How to Deal
’s title suggests a solution, a clean course of action, when in fact the most refreshing thing about this teen dramedy is its willingness to embrace, even celebrate, the messiness of young adulthood. Seventeen-year-old Halley Martin (Moore) has an even messier time than most: Still recovering from her parents’ split-up, she’s further stunned by her father’s speedy marriage to a younger woman and her sister’s announcement that she, too, is getting married soon. Even her best friend is taking that giant first step into relationships, love, and sex. Halley is flabbergasted by all this coupling; having lived through the greatest betrayal of her young life – her parents’ divorce – her ability to trust and to believe in "till death do us part" has taken a beating. Had she any doubts, all she has to do is look at her prickly, wounded mom (played winningly by Allison Janney), still reeling from her failed marriage. But then Halley starts hanging out with Macon (Ford), a scruffy, funny fellow high schooler, and she’s forced to rethink her ideas of love. How to Deal
presents an almost absurd number of trials and traumas for its characters to overcome (including an illness, a car accident, a death, and a teen pregnancy) – and it’s just too much drama for one modest film to service adequately. In an effort to cram it all in, scenes abruptly jump from one to the next with nary a smooth transition in sight, relationships evolve far too quickly, and certain subplots drop out of the mix only to resurface, jarringly, much later.

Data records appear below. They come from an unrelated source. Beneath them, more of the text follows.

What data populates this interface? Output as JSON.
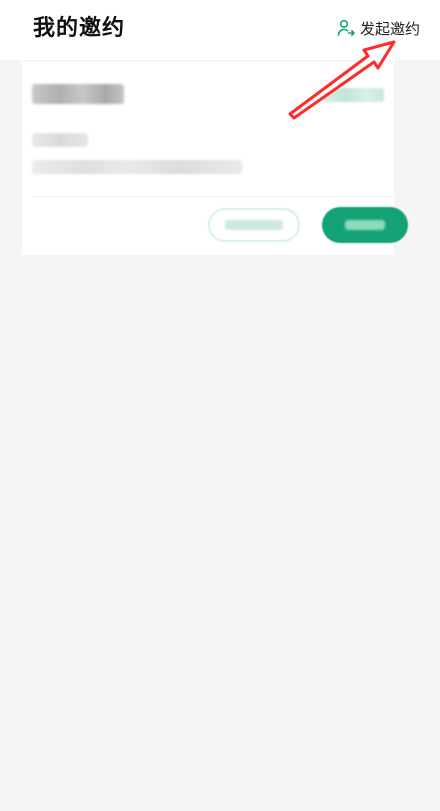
{
  "header": {
    "title": "我的邀约",
    "action_label": "发起邀约",
    "action_icon": "user-add-icon"
  },
  "colors": {
    "accent": "#14a376",
    "annotation": "#ff2a2a",
    "background": "#f5f5f5"
  },
  "card": {
    "title": "",
    "status": "",
    "line1": "",
    "line2": "",
    "secondary_button": "",
    "primary_button": ""
  }
}
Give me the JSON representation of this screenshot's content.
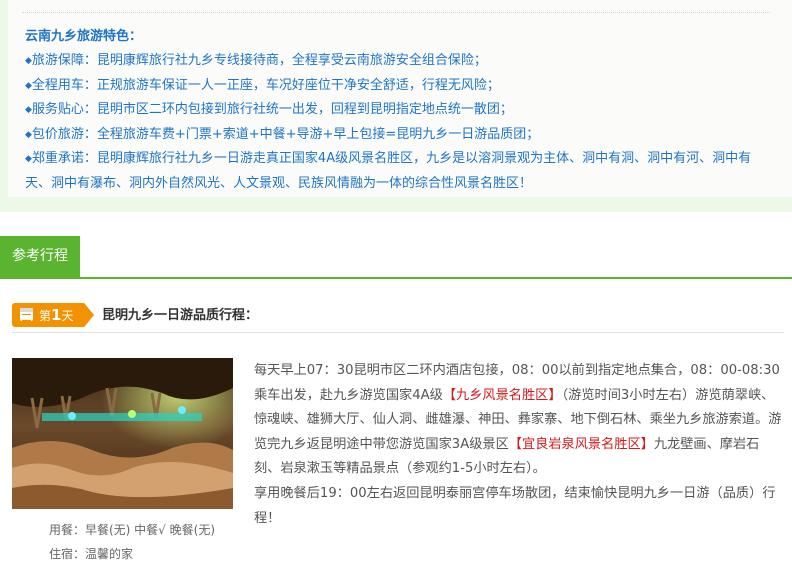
{
  "features": {
    "title": "云南九乡旅游特色：",
    "items": [
      "旅游保障：昆明康辉旅行社九乡专线接待商，全程享受云南旅游安全组合保险；",
      "全程用车：正规旅游车保证一人一正座，车况好座位干净安全舒适，行程无风险；",
      "服务贴心：昆明市区二环内包接到旅行社统一出发，回程到昆明指定地点统一散团；",
      "包价旅游：全程旅游车费+门票+索道+中餐+导游+早上包接=昆明九乡一日游品质团；",
      "郑重承诺：昆明康辉旅行社九乡一日游走真正国家4A级风景名胜区，九乡是以溶洞景观为主体、洞中有洞、洞中有河、洞中有天、洞中有瀑布、洞内外自然风光、人文景观、民族风情融为一体的综合性风景名胜区！"
    ]
  },
  "tab": {
    "label": "参考行程"
  },
  "day": {
    "prefix": "第",
    "number": "1",
    "suffix": "天",
    "title": "昆明九乡一日游品质行程："
  },
  "itinerary": {
    "part1": "每天早上07：30昆明市区二环内酒店包接，08：00以前到指定地点集合，08：00-08:30乘车出发，赴九乡游览国家4A级",
    "highlight1": "【九乡风景名胜区】",
    "part2": "（游览时间3小时左右）游览荫翠峡、惊魂峡、雄狮大厅、仙人洞、雌雄瀑、神田、彝家寨、地下倒石林、乘坐九乡旅游索道。游览完九乡返昆明途中带您游览国家3A级景区",
    "highlight2": "【宜良岩泉风景名胜区】",
    "part3": "九龙壁画、摩岩石刻、岩泉漱玉等精品景点（参观约1-5小时左右）。",
    "part4": "享用晚餐后19：00左右返回昆明泰丽宫停车场散团，结束愉快昆明九乡一日游（品质）行程！"
  },
  "meal": "用餐：早餐(无)  中餐√  晚餐(无)",
  "stay": "住宿：温馨的家",
  "colors": {
    "accent_blue": "#1f74c7",
    "tab_green": "#5ab430",
    "badge_orange": "#f39200",
    "highlight_red": "#d31a1a"
  }
}
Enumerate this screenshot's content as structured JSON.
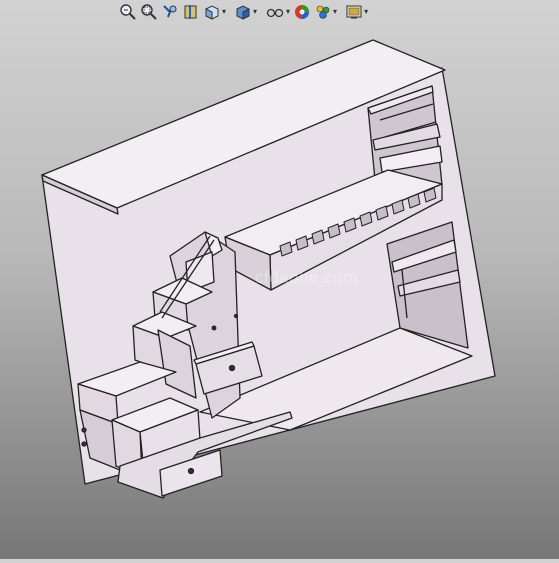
{
  "app": {
    "name": "3D CAD model viewport"
  },
  "toolbar": {
    "buttons": [
      {
        "name": "zoom-to-fit",
        "icon": "zoom-fit-icon"
      },
      {
        "name": "zoom-to-area",
        "icon": "zoom-area-icon"
      },
      {
        "name": "previous-view",
        "icon": "previous-view-icon"
      },
      {
        "name": "section-view",
        "icon": "section-view-icon"
      },
      {
        "name": "view-orientation",
        "icon": "view-orientation-icon",
        "dropdown": true
      },
      {
        "name": "display-style",
        "icon": "display-style-icon",
        "dropdown": true
      },
      {
        "name": "hide-show-items",
        "icon": "hide-show-icon",
        "dropdown": true
      },
      {
        "name": "edit-appearance",
        "icon": "appearance-icon"
      },
      {
        "name": "apply-scene",
        "icon": "scene-icon",
        "dropdown": true
      },
      {
        "name": "view-settings",
        "icon": "view-settings-icon",
        "dropdown": true
      }
    ]
  },
  "watermark": "cfdaohe.com",
  "model": {
    "name": "loft-bed-with-storage-stairs",
    "color": "#ece4ec",
    "shadow": "#c8bcc8"
  }
}
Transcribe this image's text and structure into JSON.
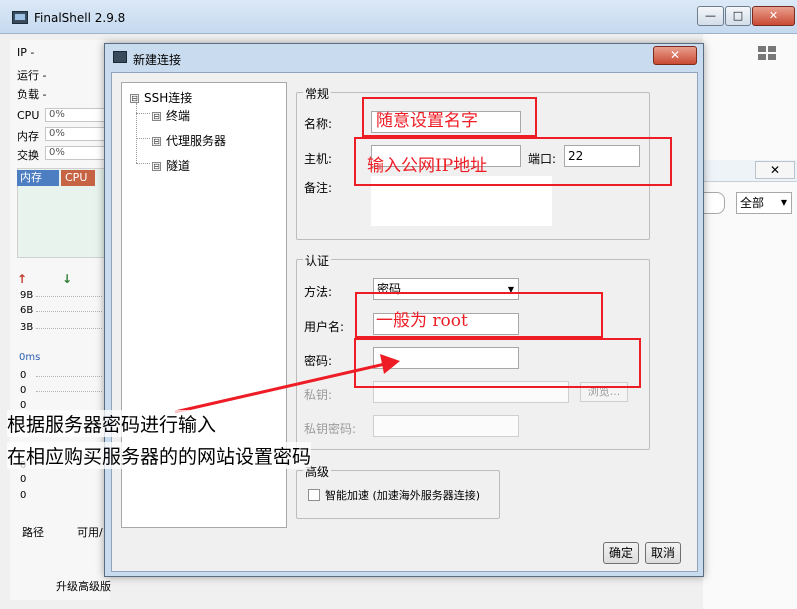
{
  "main_window": {
    "title": "FinalShell 2.9.8",
    "min_button": "—",
    "max_button": "□",
    "close_button": "✕",
    "info": {
      "ip_label": "IP  -",
      "run_label": "运行 -",
      "load_label": "负载 -"
    },
    "stats": {
      "cpu_label": "CPU",
      "cpu_value": "0%",
      "mem_label": "内存",
      "mem_value": "0%",
      "swap_label": "交换",
      "swap_value": "0%"
    },
    "tabs": {
      "mem": "内存",
      "cpu": "CPU"
    },
    "net": {
      "up_arrow": "↑",
      "down_arrow": "↓",
      "v1": "9B",
      "v2": "6B",
      "v3": "3B"
    },
    "latency": {
      "label": "0ms",
      "r1": "0",
      "r2": "0",
      "r3": "0",
      "r4": "0",
      "r5": "0",
      "r6": "0"
    },
    "disk": {
      "path_header": "路径",
      "avail_header": "可用/"
    },
    "upgrade_text": "升级高级版",
    "right_panel": {
      "close_icon": "✕",
      "filter_value": "全部",
      "dropdown_icon": "▼"
    }
  },
  "dialog": {
    "title": "新建连接",
    "close_button": "✕",
    "tree": {
      "root": "SSH连接",
      "children": [
        "终端",
        "代理服务器",
        "隧道"
      ],
      "toggle_symbol": "⊟"
    },
    "general": {
      "legend": "常规",
      "name_label": "名称:",
      "name_value": "",
      "host_label": "主机:",
      "host_value": "",
      "port_label": "端口:",
      "port_value": "22",
      "note_label": "备注:",
      "note_value": ""
    },
    "auth": {
      "legend": "认证",
      "method_label": "方法:",
      "method_value": "密码",
      "dropdown_icon": "▼",
      "user_label": "用户名:",
      "user_value": "",
      "password_label": "密码:",
      "password_value": "",
      "key_label": "私钥:",
      "browse_label": "浏览...",
      "key_password_label": "私钥密码:"
    },
    "advanced": {
      "legend": "高级",
      "accelerate_label": "智能加速 (加速海外服务器连接)",
      "accelerate_checked": false
    },
    "ok_button": "确定",
    "cancel_button": "取消"
  },
  "annotations": {
    "name_hint": "随意设置名字",
    "host_hint": "输入公网IP地址",
    "user_hint": "一般为 root",
    "password_note_line1": "根据服务器密码进行输入",
    "password_note_line2": "在相应购买服务器的的网站设置密码",
    "highlight_color": "#ee1c24"
  }
}
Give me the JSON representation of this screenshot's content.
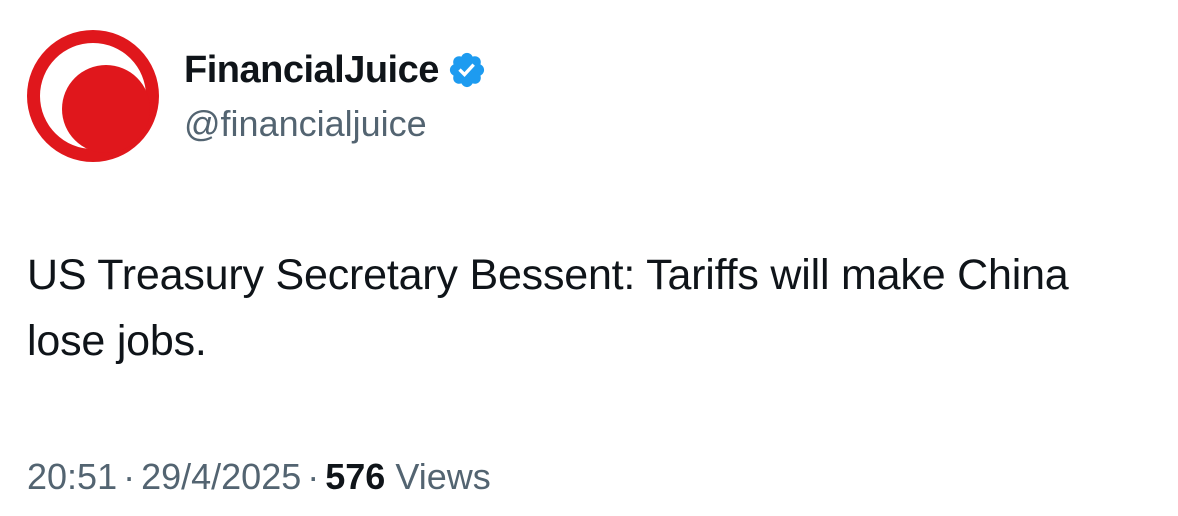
{
  "author": {
    "display_name": "FinancialJuice",
    "handle": "@financialjuice",
    "verified": true,
    "verified_icon": "verified-badge-icon",
    "avatar_colors": {
      "primary": "#e0171c",
      "ring": "#ffffff"
    }
  },
  "tweet": {
    "text": "US Treasury Secretary Bessent: Tariffs will make China lose jobs."
  },
  "meta": {
    "time": "20:51",
    "separator": "·",
    "date": "29/4/2025",
    "views_count": "576",
    "views_label": "Views"
  },
  "colors": {
    "text_primary": "#0f1419",
    "text_secondary": "#536471",
    "verified_blue": "#1d9bf0"
  }
}
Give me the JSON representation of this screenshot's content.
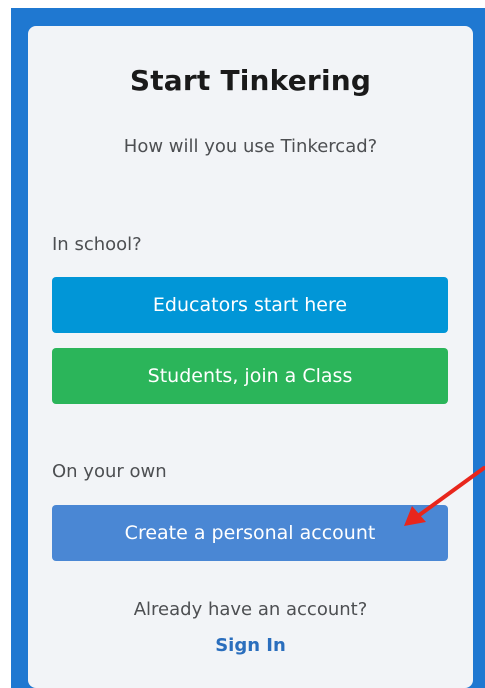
{
  "card": {
    "title": "Start Tinkering",
    "subtitle": "How will you use Tinkercad?"
  },
  "school_section": {
    "label": "In school?",
    "educators_button": "Educators start here",
    "students_button": "Students, join a Class"
  },
  "own_section": {
    "label": "On your own",
    "personal_button": "Create a personal account"
  },
  "signin_section": {
    "prompt": "Already have an account?",
    "signin_link": "Sign In"
  },
  "colors": {
    "frame_blue": "#1f78d1",
    "educators_blue": "#0196d7",
    "students_green": "#2bb55a",
    "personal_blue": "#4a87d4",
    "signin_link_blue": "#2a6ebd",
    "annotation_red": "#e8261c"
  }
}
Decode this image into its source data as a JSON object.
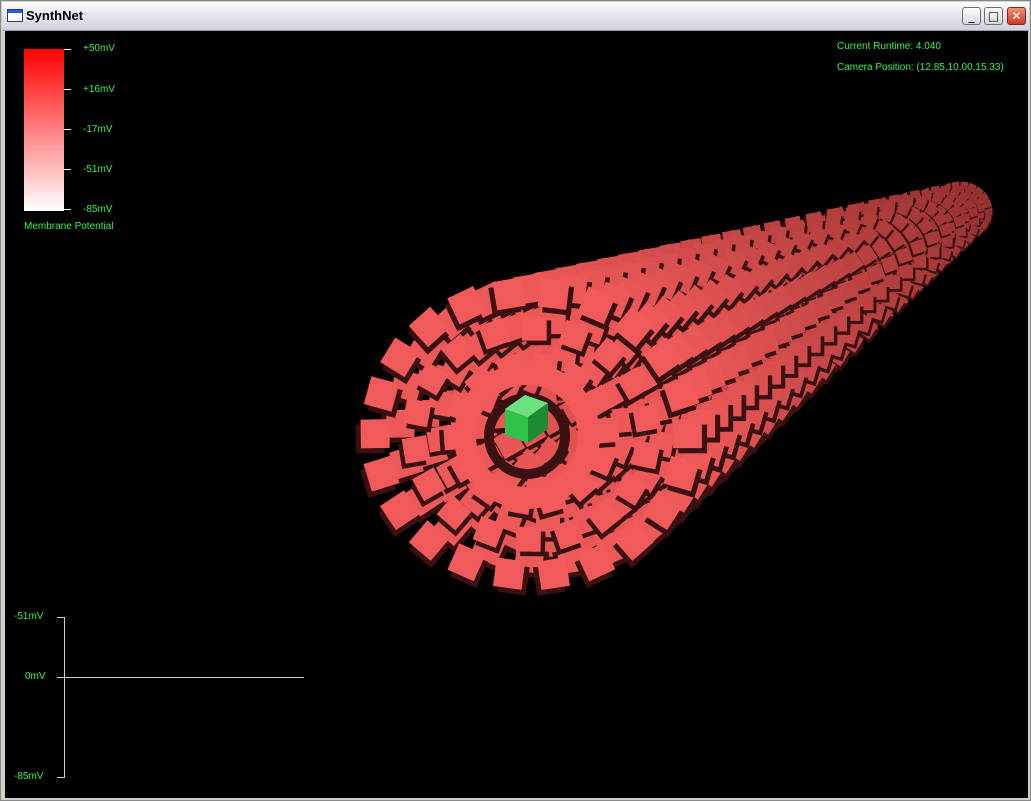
{
  "window": {
    "title": "SynthNet"
  },
  "hud": {
    "runtime": "Current Runtime: 4.040",
    "camera": "Camera Position: (12.85,10.00,15.33)"
  },
  "scale": {
    "labels": [
      "+50mV",
      "+16mV",
      "-17mV",
      "-51mV",
      "-85mV"
    ],
    "caption": "Membrane Potential",
    "top_color": "#ff0000",
    "bottom_color": "#ffffff"
  },
  "graph": {
    "labels": [
      "-51mV",
      "0mV",
      "-85mV"
    ]
  },
  "scene": {
    "neuron_color": "#f25a5a",
    "neuron_shadow": "#3a1010",
    "stimulus_color": "#2fc24a"
  }
}
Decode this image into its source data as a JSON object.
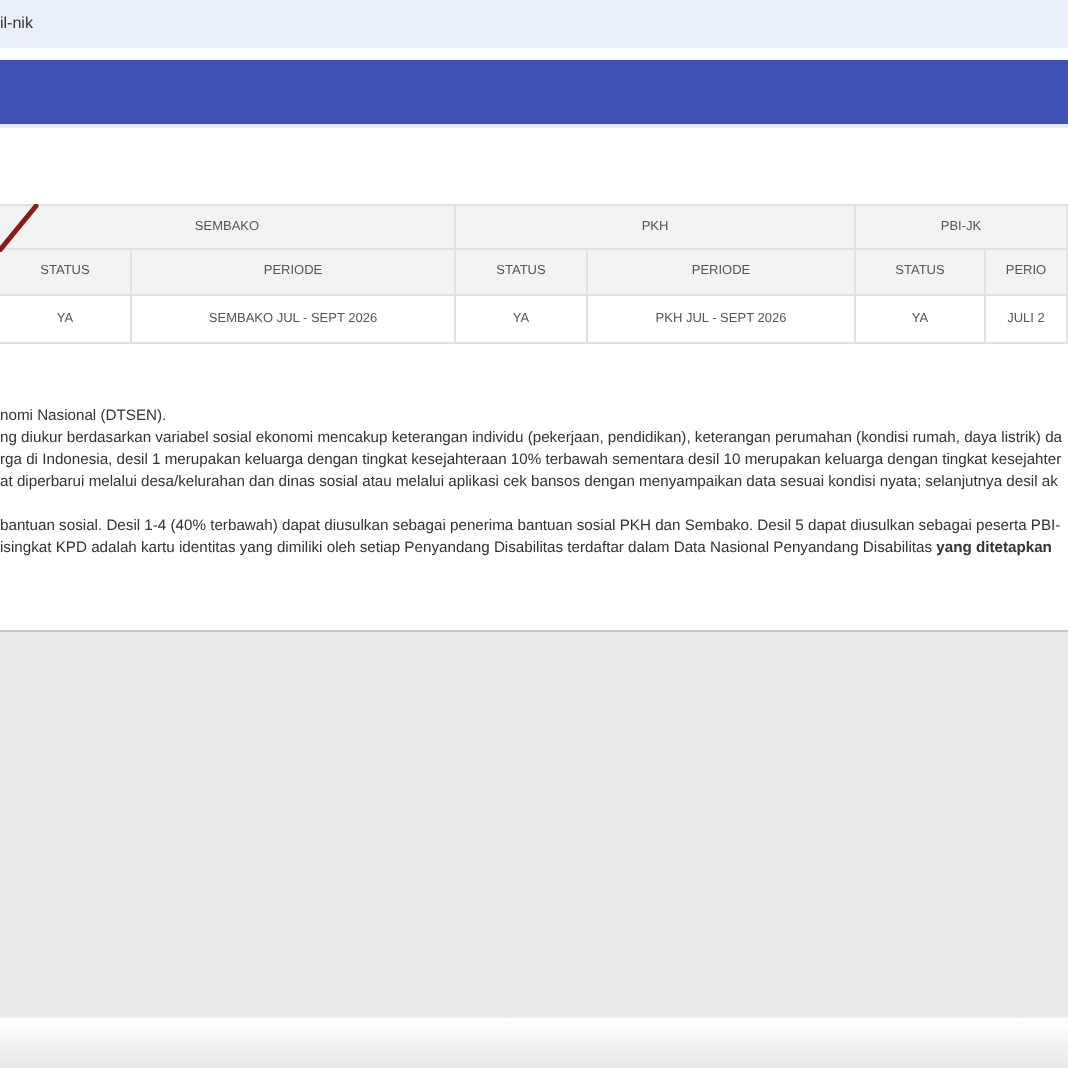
{
  "address_bar": {
    "url": "il-nik"
  },
  "table": {
    "groups": [
      "SEMBAKO",
      "PKH",
      "PBI-JK"
    ],
    "columns": [
      "STATUS",
      "PERIODE",
      "STATUS",
      "PERIODE",
      "STATUS",
      "PERIO"
    ],
    "rows": [
      [
        "YA",
        "SEMBAKO JUL - SEPT 2026",
        "YA",
        "PKH JUL - SEPT 2026",
        "YA",
        "JULI 2"
      ]
    ]
  },
  "notes": [
    {
      "text": "nomi Nasional (DTSEN)."
    },
    {
      "text": "ng diukur berdasarkan variabel sosial ekonomi mencakup keterangan individu (pekerjaan, pendidikan), keterangan perumahan (kondisi rumah, daya listrik) da"
    },
    {
      "text": "rga di Indonesia, desil 1 merupakan keluarga dengan tingkat kesejahteraan 10% terbawah sementara desil 10 merupakan keluarga dengan tingkat kesejahter"
    },
    {
      "text": "at diperbarui melalui desa/kelurahan dan dinas sosial atau melalui aplikasi cek bansos dengan menyampaikan data sesuai kondisi nyata; selanjutnya desil ak"
    },
    {
      "text": "bantuan sosial. Desil 1-4 (40% terbawah) dapat diusulkan sebagai penerima bantuan sosial PKH dan Sembako. Desil 5 dapat diusulkan sebagai peserta PBI-"
    },
    {
      "text": "isingkat KPD adalah kartu identitas yang dimiliki oleh setiap Penyandang Disabilitas terdaftar dalam Data Nasional Penyandang Disabilitas **yang ditetapkan**"
    }
  ]
}
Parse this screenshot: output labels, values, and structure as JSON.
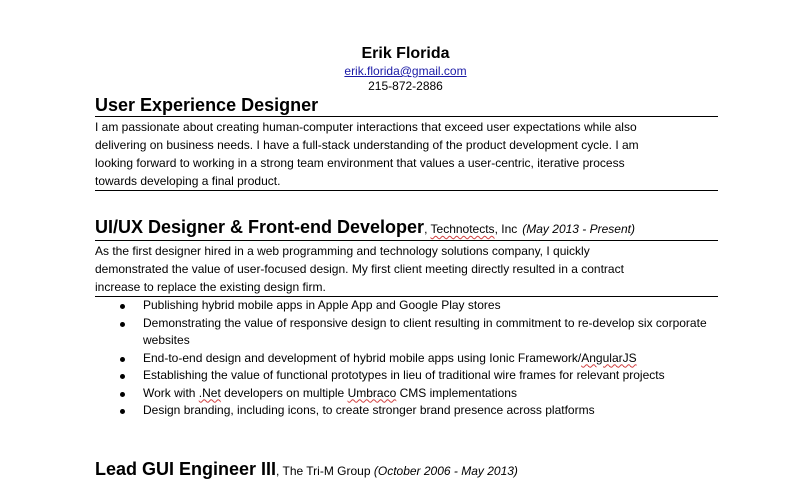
{
  "header": {
    "name": "Erik Florida",
    "email": "erik.florida@gmail.com",
    "phone": "215-872-2886"
  },
  "summary": {
    "title": "User Experience Designer",
    "lines": [
      "I am passionate about creating human-computer interactions that exceed user expectations while also",
      "delivering on business needs. I have a full-stack understanding of the product development cycle. I am",
      "looking forward to working in a strong team environment that values a user-centric, iterative  process",
      "towards developing a final product."
    ]
  },
  "job1": {
    "title": "UI/UX Designer & Front-end Developer",
    "company_sep": ", ",
    "company": "Technotects",
    "company_suffix": ", Inc",
    "dates": "(May 2013 - Present)",
    "summary_lines": [
      "As the first designer hired in a web programming and technology solutions company, I quickly",
      "demonstrated the value of user-focused design. My first client meeting directly resulted in a contract",
      "increase to replace the existing design firm."
    ],
    "bullets": [
      {
        "text": "Publishing hybrid mobile apps in Apple App and Google Play stores"
      },
      {
        "text": "Demonstrating the value of responsive design to client resulting in commitment to re-develop six corporate websites"
      },
      {
        "text_before": "End-to-end design and development of hybrid mobile apps using Ionic Framework/",
        "text_flagged": "AngularJS"
      },
      {
        "text": "Establishing the value of functional prototypes in lieu of traditional wire frames for relevant projects"
      },
      {
        "text_before": "Work with ",
        "text_flagged": ".Net",
        "text_middle": " developers on multiple ",
        "text_flagged2": "Umbraco",
        "text_after": " CMS implementations"
      },
      {
        "text": "Design branding, including icons, to create stronger brand presence across platforms"
      }
    ]
  },
  "job2": {
    "title": "Lead GUI Engineer III",
    "company": ", The Tri-M Group ",
    "dates": "(October 2006 - May 2013)"
  }
}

The script, by Neena Beber, could be funnier and snappier. Altogether, it’s a sloppily put-together film, yet How to Deal
still connects in small but profound ways. In a market overrun with throwaway teen pics, this one actually has something important to say to its target audience. Most teen and preteen films settle into either the sanitized pop of Lizzie McGuire
or the poppin’-the-cherry crassness of American Pie
; How to Deal
, on the other hand, presents a far more truthful portrait of the excitement and terror of the holy trinity of first kiss, first love, first sex. And with Moore’s Halley, the film has not only a worthy role model, but a realistic one as well. Halley may be muddling through – she acts out, sneaks out, sneaks a cigarette, and has her fair share of snit fits – she is above all an individual. Speaking, often scowling, as though she has a mouthful of braces, onetime pop singer Moore is somehow adorable and surly at the same time, and she gracefully dramatizes Halley’s strength and imperfections, her sometimes startling maturity and her frequent bouts of typical-teen petulance. Further, she is surrounded by a strong network of women – mothers, daughters, and best friends – none of whom are dealing terribly well, but all of whom would be so much the worse for wear without this support system. Structurally and aesthetically, How to Deal
leaves much room for improvement, but spiritually, it hits the nail right on the head.